Sementara itu, Kepala Bidang Pemasaran Disbudpar Aceh T Hendra Faisal mengatakan, Tour de Aceh 2022 tidak hanya jadi ajang balap sepeda semata, namun juga bagian dari pengembangan untuk menggalakkan sport tourism di Tanah Rencong.

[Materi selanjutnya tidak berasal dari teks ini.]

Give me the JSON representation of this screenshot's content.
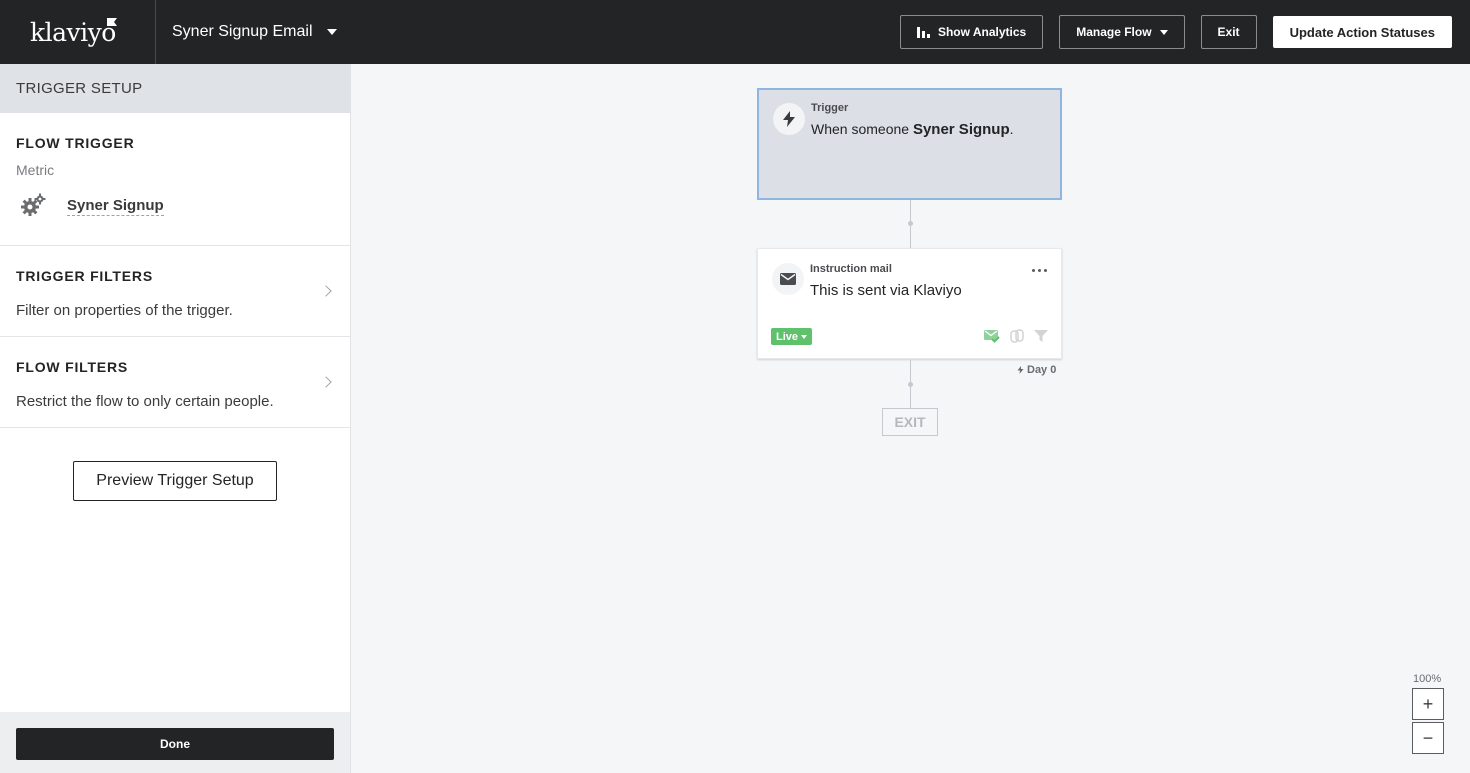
{
  "app": {
    "logo": "klaviyo",
    "flow_name": "Syner Signup Email"
  },
  "toolbar": {
    "show_analytics": "Show Analytics",
    "manage_flow": "Manage Flow",
    "exit": "Exit",
    "update_statuses": "Update Action Statuses"
  },
  "sidebar": {
    "header": "TRIGGER SETUP",
    "flow_trigger": {
      "title": "FLOW TRIGGER",
      "type": "Metric",
      "metric": "Syner Signup",
      "icon": "gears-icon"
    },
    "trigger_filters": {
      "title": "TRIGGER FILTERS",
      "desc": "Filter on properties of the trigger."
    },
    "flow_filters": {
      "title": "FLOW FILTERS",
      "desc": "Restrict the flow to only certain people."
    },
    "preview_button": "Preview Trigger Setup",
    "done_button": "Done"
  },
  "canvas": {
    "trigger": {
      "label": "Trigger",
      "text_prefix": "When someone ",
      "metric": "Syner Signup",
      "text_suffix": ".",
      "icon": "lightning-icon"
    },
    "email": {
      "label": "Instruction mail",
      "text": "This is sent via Klaviyo",
      "status": "Live",
      "icon": "envelope-icon"
    },
    "delay": "Day 0",
    "exit": "EXIT",
    "zoom": "100%",
    "zoom_in": "+",
    "zoom_out": "−"
  },
  "colors": {
    "topbar": "#232426",
    "live": "#5fc16c",
    "trigger_bg": "#dcdfe6",
    "trigger_border": "#8fb6e0"
  }
}
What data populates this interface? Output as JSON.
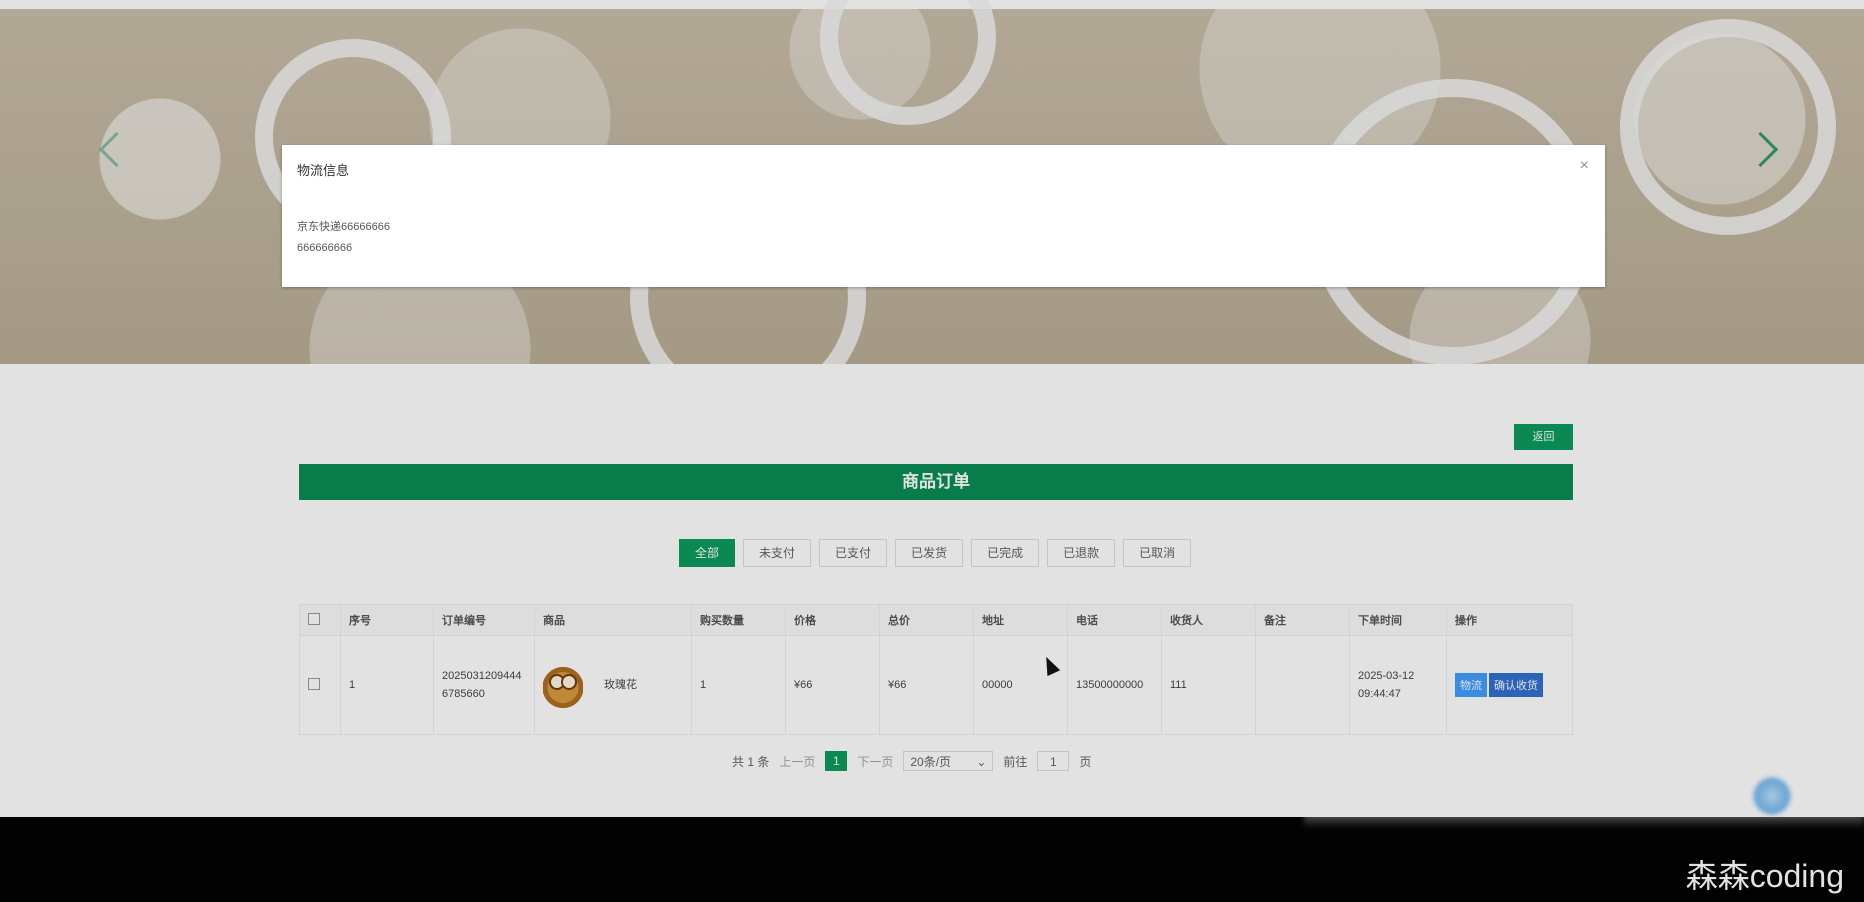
{
  "dialog": {
    "title": "物流信息",
    "close_icon": "×",
    "line1": "京东快递66666666",
    "line2": "666666666"
  },
  "header": {
    "back_label": "返回",
    "title": "商品订单"
  },
  "tabs": [
    {
      "label": "全部",
      "active": true
    },
    {
      "label": "未支付"
    },
    {
      "label": "已支付"
    },
    {
      "label": "已发货"
    },
    {
      "label": "已完成"
    },
    {
      "label": "已退款"
    },
    {
      "label": "已取消"
    }
  ],
  "table": {
    "columns": [
      "序号",
      "订单编号",
      "商品",
      "购买数量",
      "价格",
      "总价",
      "地址",
      "电话",
      "收货人",
      "备注",
      "下单时间",
      "操作"
    ],
    "rows": [
      {
        "index": "1",
        "order_no": "20250312094446785660",
        "product_name": "玫瑰花",
        "quantity": "1",
        "price": "¥66",
        "total": "¥66",
        "address": "00000",
        "phone": "13500000000",
        "receiver": "111",
        "remark": "",
        "order_time": "2025-03-12 09:44:47",
        "actions": {
          "logistics": "物流",
          "confirm": "确认收货"
        }
      }
    ]
  },
  "pagination": {
    "total_text": "共 1 条",
    "prev": "上一页",
    "current": "1",
    "next": "下一页",
    "page_size": "20条/页",
    "goto_label": "前往",
    "goto_value": "1",
    "page_unit": "页"
  },
  "watermark": "森森coding",
  "colors": {
    "accent": "#0b9a5d",
    "title_bar": "#078b53",
    "logistics_btn": "#409eff",
    "confirm_btn": "#2f6fd1"
  }
}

"Ajang ini bagian dari sport tourism sekaligus mengenalkan kepada peserta akan keindahan alam yang ada di Aceh Tengah. Kita lihat tadi peserta sangat enjoy dan menikmati race," ucap Hendra.
Apalagi sport tourism merupakan atraksi wisata yang juga perlu dikembangkan guna mempercepat membangkitkan dunia pariwisata Aceh dan Aceh Tengah secara khusus pasca Covid-19.
Sebab itu, Pemerintah Aceh menempatkan pariwisata sebagai salah satu sektor yang mendapat prioritas untuk dikembangkan ke depan, dan akan menerapkan komponen Aksesibilitas, Amenitas dan Atraksi (3A) dalam membangun sektor pariwisata.
“Penguatan tiga komponen ini kita harapkan dapat menjadikan Aceh sebagai destinasi wisata yang aman, nyaman dan menawan,” ucap Hendra.